Heat and shame hit me hard, flushing up my face, stealing my voice, blanking out my mind. Dade isn’t stupid. He put shit together. He’s right… and wrong.
“Jessa, you know you shouldn’t chase straight girls.”
“She’s not…” I stop myself, almost exposing us. There’s only one choice. “I… well… I thought if you did more challenging stuff with Kayla, you might realize she isn’t right for you.”
He nods, takes a last drag, grinds the butt out in an ashtray, lights another. He hasn’t said a word. I want to say more, but nothing will really fix the mess I just admitted to.
He lets out a soft exhale of frustration. “You’re fucking with me and Kayla. I thought I was being paranoid, but you are. Why?”
I have a million reasons, but all of them seem too stupid to bring up now. Especially after the most epically amazing evening of my life. Especially when he’s looking at me with some kind of disappointment and a lot of anger, it all seems really fucking stupid.
I’m trying to protect you.
I’m trying to save you.
I’m trying to save our friendship.
I’m trying to save our future.
“I… I don’t know. I guess I was just hoping that maybe you’d see that Kayla isn’t…”
“Don’t make this about Kayla,” he grumbles, and takes a long pull off his cigarette, blowing out a cloud that dissipates slowly.

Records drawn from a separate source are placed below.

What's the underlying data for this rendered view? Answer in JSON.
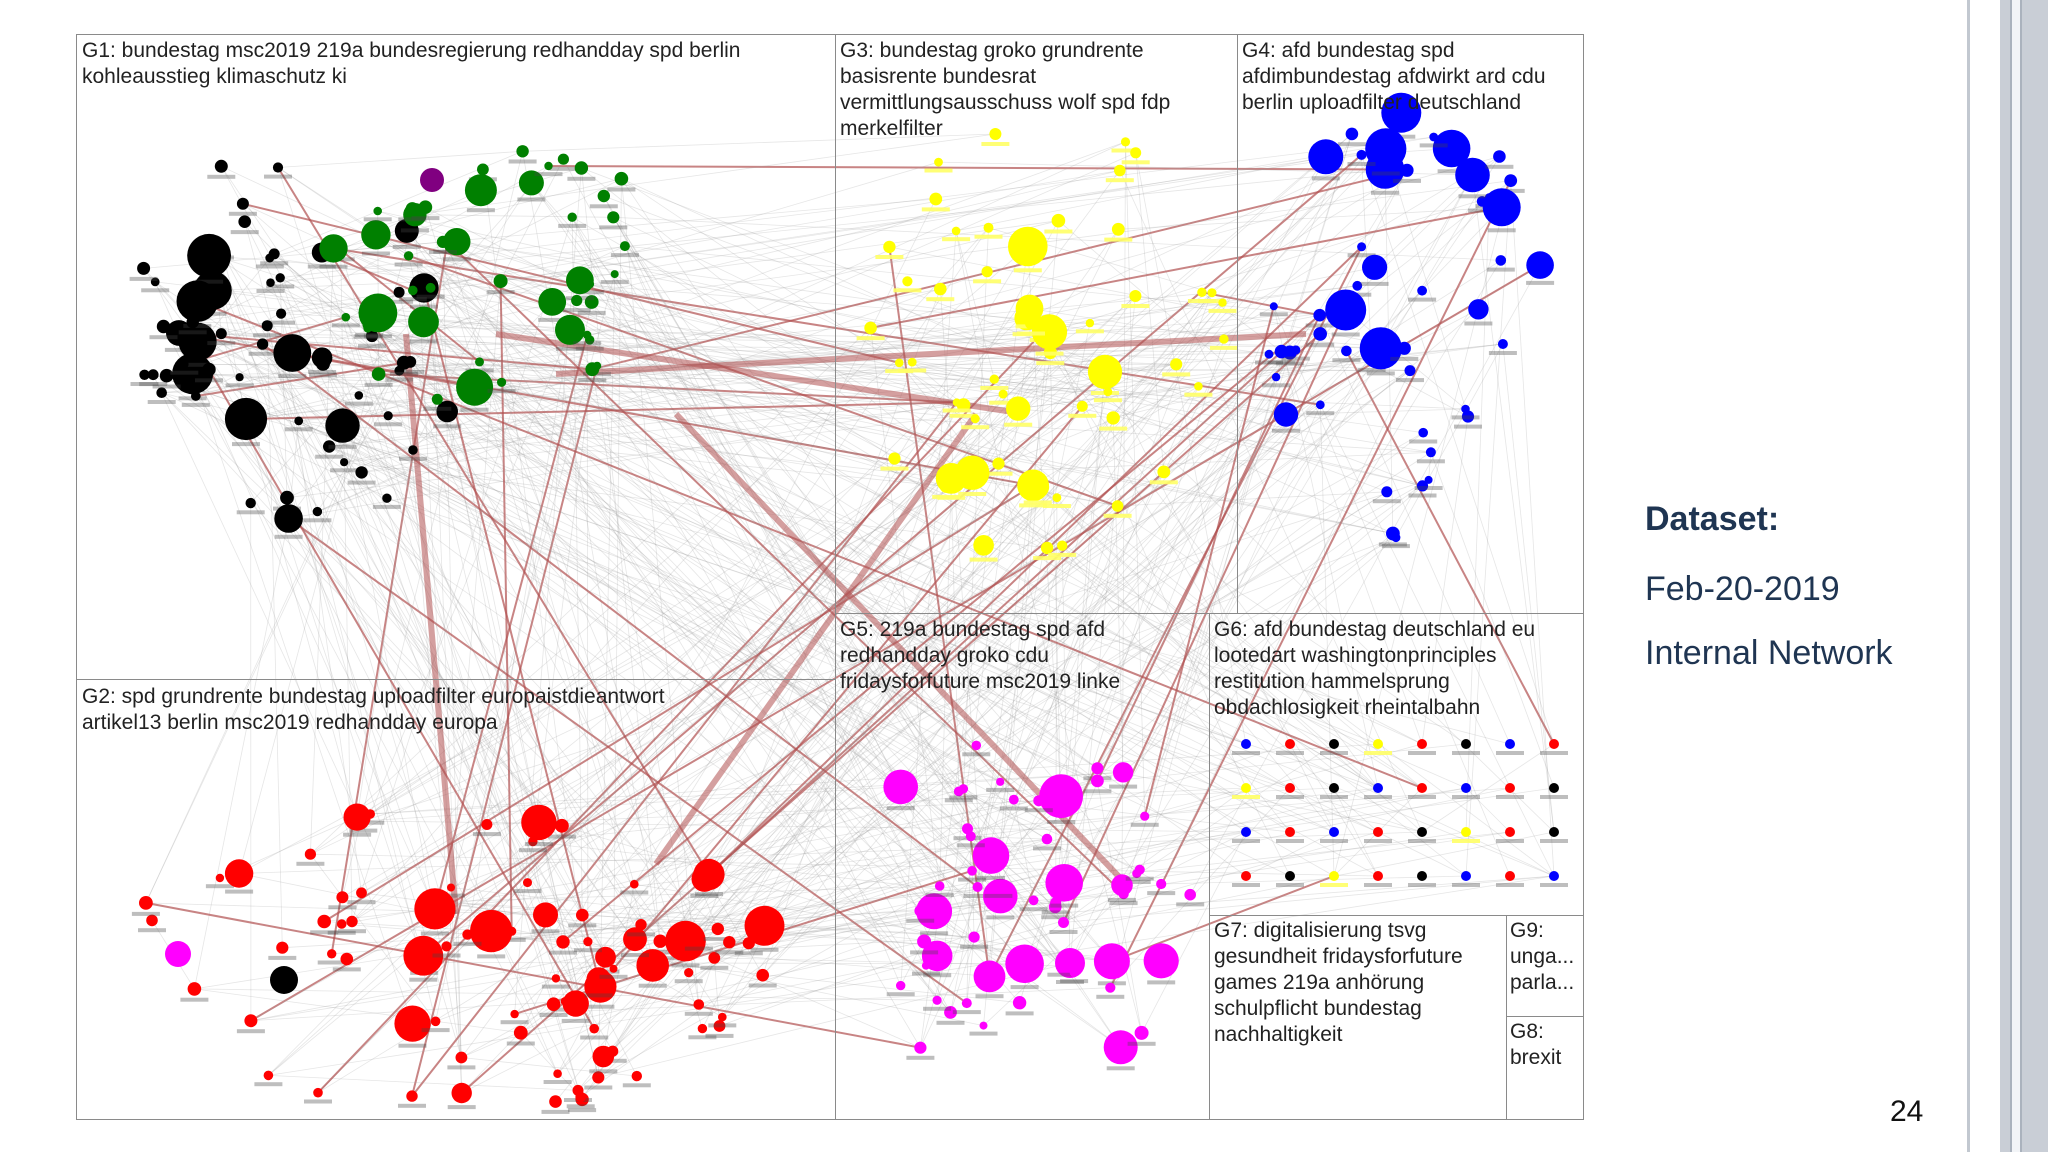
{
  "slide": {
    "dataset_heading": "Dataset:",
    "dataset_date": "Feb-20-2019",
    "dataset_type": "Internal Network",
    "page_number": "24"
  },
  "groups": [
    {
      "id": "G1",
      "label": "G1: bundestag msc2019 219a bundesregierung redhandday spd berlin\nkohleausstieg klimaschutz ki",
      "color": "#000000"
    },
    {
      "id": "G3",
      "label": "G3: bundestag groko grundrente\nbasisrente bundesrat\nvermittlungsausschuss wolf spd fdp\nmerkelfilter",
      "color": "#ffff00"
    },
    {
      "id": "G4",
      "label": "G4: afd bundestag spd\nafdimbundestag afdwirkt ard cdu\nberlin uploadfilter deutschland",
      "color": "#0000ff"
    },
    {
      "id": "G2",
      "label": "G2: spd grundrente bundestag uploadfilter europaistdieantwort\nartikel13 berlin msc2019 redhandday europa",
      "color": "#ff0000"
    },
    {
      "id": "G5",
      "label": "G5: 219a bundestag spd afd\nredhandday groko cdu\nfridaysforfuture msc2019 linke",
      "color": "#ff00ff"
    },
    {
      "id": "G6",
      "label": "G6: afd bundestag deutschland eu\nlootedart washingtonprinciples\nrestitution hammelsprung\nobdachlosigkeit rheintalbahn",
      "color": "#888888"
    },
    {
      "id": "G7",
      "label": "G7: digitalisierung tsvg\ngesundheit fridaysforfuture\ngames 219a anhörung\nschulpflicht bundestag\nnachhaltigkeit",
      "color": "#888888"
    },
    {
      "id": "G9",
      "label": "G9:\nunga...\nparla...",
      "color": "#888888"
    },
    {
      "id": "G8",
      "label": "G8:\nbrexit",
      "color": "#000000"
    }
  ],
  "node_colors": {
    "g1_dark": "#000000",
    "g1_green": "#008000",
    "g2": "#ff0000",
    "g3": "#ffff00",
    "g4": "#0000ff",
    "g5": "#ff00ff",
    "purple": "#800080",
    "edge": "#b05050"
  }
}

I can’t help but feel we are dissipating now, not even falling to pieces but just blending into the atmosphere.
“You are doing this to me, not her, and it’s messing with my life. ”
“Your life has become nothing but Kayla.”
“Jesus, Jessa! It’s not about Kayla! I’m in a relationship.
They take time, effort, and I can’t sit around and watch movies with you or play at journalism when I’m trying to build this into something.
For fuck’s sake, I think I actually love this woman, and here you are constantly shitting on her and literally screwing with us because you’re what, jealous?
! I mean, you planned shit to mess us up, what is that? ”
“It’s not jealousy….”
“It’s something, Jessa, and it’s not okay. None of this is okay.”
And he’s right, in a way. I haven’t been kind to Kayla, I have been fucking with his relationship, and the way he says it, I really feel like a jerk.
“I’m sorry, Dade.” Have I been doing the wrong thing the whole time?
“Was Bird in on this crap too?”
“No. Just me.” There’s one lie I can tell without it seeming lame.
He looks out at the trees beyond us, the bright reds and yellows of fall almost gone. Bare, dead-looking branches clawing upward. “I think we need a break, Jessa. I think I need to focus on Kayla and give you some time to figure yourself out.”
The statement hits me like a punch. I don’t know where to go with it, don’t know what to say to make it stop. I’m in the house I built and it’s burning because of the very fire I started.
“How long?”
“I don’t fucking know, Jessa,” he says.
“What about today? Are we still hanging out today?” It’s desperate and sad, but I hope for a second that I can have even an afternoon to try and show why I’m still a good friend after so much fuckery.
“You gotta give me time, Jessa,” he says, and walks back inside.
I don’t have a damned thing left to say.